India's diversity promises shaky coalition yet again
India's masses go to the polls next week in a wide-open election that no single party can win, leaving the prospect of a shaky coalition government of disparate and often ill-suited "allies".
The world's largest democratic exercise will be held over five stages from April 16 to May 13, allowing 6.1 million security and poll personnel to fan out across 543 parliamentary constituencies in 28 states.
India's two main national parties -- the incumbent Congress and its opposition rival the Hindu nationalist Bharatiya Janata Party (BJP) -- both know they have no chance of winning enough seats to govern alone.
Consequently, "victory" for either means emerging as the single largest party and then winning over the greatest number of regional parties to secure a parliamentary majority.
For some observers, the growing number and clout of regional parties is a proud reflection of India's diversity, with its 1.1 billion people, dozens of languages and at least six major religions.
But others fear being governed by weak and increasingly unwieldy coalitions where national policy is hostage to the whims of small groups catering to their own parochial constituencies.
India needs "a seasoned leadership to tackle major problems facing the country which are a sharply slowing economy and political volatility in our immediate neighbourhood in South Asia", said political analyst Neerja Chowdhury.
"But we seem to be heading for a fractured mandate," Chowdhury said.
Although some parties will contest the polls as a coalition, the decisive alliance building will take place in what is being called the election's "sixth phase" -- after the results have come in.
Yogendra Yadav, senior fellow at Centre for Study of Developing Societies, sees this final round of political horse trading as a betrayal of voter intentions.
"The problem with post-poll alliances is that they leave the people out," said Yadav, arguing that the final make-up of the government should not be left in the hands of party "middlemen".
Two veteran politicians are the main contenders for the prime minister's office -- the 76-year-old current premier Manmohan Singh of the Congress Party and the BJP's LK Advani, an 81-year-old former home minister.
The two men have traded personal campaign barbs, with Singh portraying Advani as a divisive sectarian and Advani dismissing the prime minister as a "weak" puppet controlled by Congress president Sonia Gandhi.
In the wake of last year's attacks on Mumbai, both parties have sought to position themselves as the natural guardians of India's national security, as well as the best choice for steering the country through the current global economic crisis.
India's fragmented political structure and vast size means that few parties can claim countrywide appeal.
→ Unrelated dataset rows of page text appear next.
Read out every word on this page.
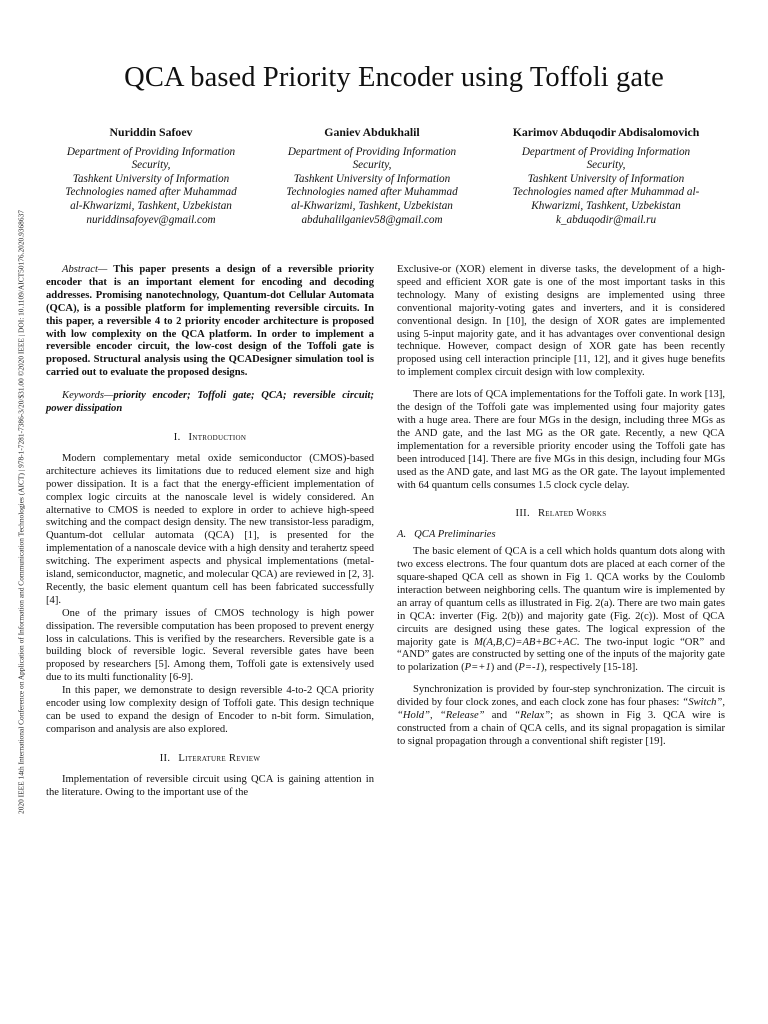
2020 IEEE 14th International Conference on Application of Information and Communication Technologies (AICT) | 978-1-7281-7386-3/20/$31.00 ©2020 IEEE | DOI: 10.1109/AICT50176.2020.9368637
QCA based Priority Encoder using Toffoli gate
Nuriddin Safoev
Department of Providing Information
Security,
Tashkent University of Information
Technologies named after Muhammad
al-Khwarizmi, Tashkent, Uzbekistan
nuriddinsafoyev@gmail.com
Ganiev Abdukhalil
Department of Providing Information
Security,
Tashkent University of Information
Technologies named after Muhammad
al-Khwarizmi, Tashkent, Uzbekistan
abduhalilganiev58@gmail.com
Karimov Abduqodir Abdisalomovich
Department of Providing Information
Security,
Tashkent University of Information
Technologies named after Muhammad al-
Khwarizmi, Tashkent, Uzbekistan
k_abduqodir@mail.ru

Abstract— This paper presents a design of a reversible priority encoder that is an important element for encoding and decoding addresses. Promising nanotechnology, Quantum-dot Cellular Automata (QCA), is a possible platform for implementing reversible circuits. In this paper, a reversible 4 to 2 priority encoder architecture is proposed with low complexity on the QCA platform. In order to implement a reversible encoder circuit, the low-cost design of the Toffoli gate is proposed. Structural analysis using the QCADesigner simulation tool is carried out to evaluate the proposed designs.

Keywords—priority encoder; Toffoli gate; QCA; reversible circuit; power dissipation

I. Introduction

Modern complementary metal oxide semiconductor (CMOS)-based architecture achieves its limitations due to reduced element size and high power dissipation. It is a fact that the energy-efficient implementation of complex logic circuits at the nanoscale level is widely considered. An alternative to CMOS is needed to explore in order to achieve high-speed switching and the compact design density. The new transistor-less paradigm, Quantum-dot cellular automata (QCA) [1], is presented for the implementation of a nanoscale device with a high density and terahertz speed switching. The experiment aspects and physical implementations (metal-island, semiconductor, magnetic, and molecular QCA) are reviewed in [2, 3]. Recently, the basic element quantum cell has been fabricated successfully [4].

One of the primary issues of CMOS technology is high power dissipation. The reversible computation has been proposed to prevent energy loss in calculations. This is verified by the researchers. Reversible gate is a building block of reversible logic. Several reversible gates have been proposed by researchers [5]. Among them, Toffoli gate is extensively used due to its multi functionality [6-9].

In this paper, we demonstrate to design reversible 4-to-2 QCA priority encoder using low complexity design of Toffoli gate. This design technique can be used to expand the design of Encoder to n-bit form. Simulation, comparison and analysis are also explored.

II. Literature Review

Implementation of reversible circuit using QCA is gaining attention in the literature. Owing to the important use of the

Exclusive-or (XOR) element in diverse tasks, the development of a high-speed and efficient XOR gate is one of the most important tasks in this technology. Many of existing designs are implemented using three conventional majority-voting gates and inverters, and it is considered conventional design. In [10], the design of XOR gates are implemented using 5-input majority gate, and it has advantages over conventional design technique. However, compact design of XOR gate has been recently proposed using cell interaction principle [11, 12], and it gives huge benefits to implement complex circuit design with low complexity.

There are lots of QCA implementations for the Toffoli gate. In work [13], the design of the Toffoli gate was implemented using four majority gates with a huge area. There are four MGs in the design, including three MGs as the AND gate, and the last MG as the OR gate. Recently, a new QCA implementation for a reversible priority encoder using the Toffoli gate has been introduced [14]. There are five MGs in this design, including four MGs used as the AND gate, and last MG as the OR gate. The layout implemented with 64 quantum cells consumes 1.5 clock cycle delay.

III. Related Works
A. QCA Preliminaries

The basic element of QCA is a cell which holds quantum dots along with two excess electrons. The four quantum dots are placed at each corner of the square-shaped QCA cell as shown in Fig 1. QCA works by the Coulomb interaction between neighboring cells. The quantum wire is implemented by an array of quantum cells as illustrated in Fig. 2(a). There are two main gates in QCA: inverter (Fig. 2(b)) and majority gate (Fig. 2(c)). Most of QCA circuits are designed using these gates. The logical expression of the majority gate is M(A,B,C)=AB+BC+AC. The two-input logic “OR” and “AND” gates are constructed by setting one of the inputs of the majority gate to polarization (P=+1) and (P=-1), respectively [15-18].

Synchronization is provided by four-step synchronization. The circuit is divided by four clock zones, and each clock zone has four phases: “Switch”, “Hold”, “Release” and “Relax”; as shown in Fig 3. QCA wire is constructed from a chain of QCA cells, and its signal propagation is similar to signal propagation through a conventional shift register [19].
That, and a strong sense of religious and social identity, mean that local and regional issues will be more to the fore.
"Local issues in the end are going to dominate... and often of the worst and lowest common denominator -- caste and communal mobilisation," said Ajay Sahni, executive director of the Institute of Conflict Management in New Delhi.
On the campaign trail, Congress is banking on the charisma of its star campaigners from the Nehru-Gandhi dynasty -- Sonia Gandhi and her son Rahul, the 38-year-old great-grandson of India's first premier Jawaharlal Nehru.
Advani, despite his age, has kept up a punishing campaign schedule and has been photographed lifting hand weights under the slogan: "He has the experience of 80 and the enthusiasm of 20."
Advani is best known for leading a Hindu revivalist campaign in the early 1990s that breathed fresh life into his party but polarised Hindu and Muslim sentiment.
Neither Congress nor the BJP is expected to garner more than 150 seats, and their combined share of the popular vote is unlikely to top 50 percent.
Alliances are proving a headache for both parties with some regional groups sensing an opportunity to play hardball and waiting to see how the election results pan out before committing themselves.
Others have come together in a loose alliance of left-leaning and regional parties called the "Third Front" which is pushing itself as a viable alternative to the Congress- and BJP-led coalitions.
One major regional grouping, The Bahujan Samajwadi Party (Dalit Society Party), has gone a step further by announcing its intention to fight as a national party and to challenge the big two in their strongholds.
The BSP is led by the charismatic Mayawati Kumari, 53, a firebrand orator and self-styled champion of India's Dalits -- the oppressed class formerly known as untouchables.
Mayawati has made no secret of her ambition to emulate Barack Obama's success in India, and become the country's first "untouchable" prime minister.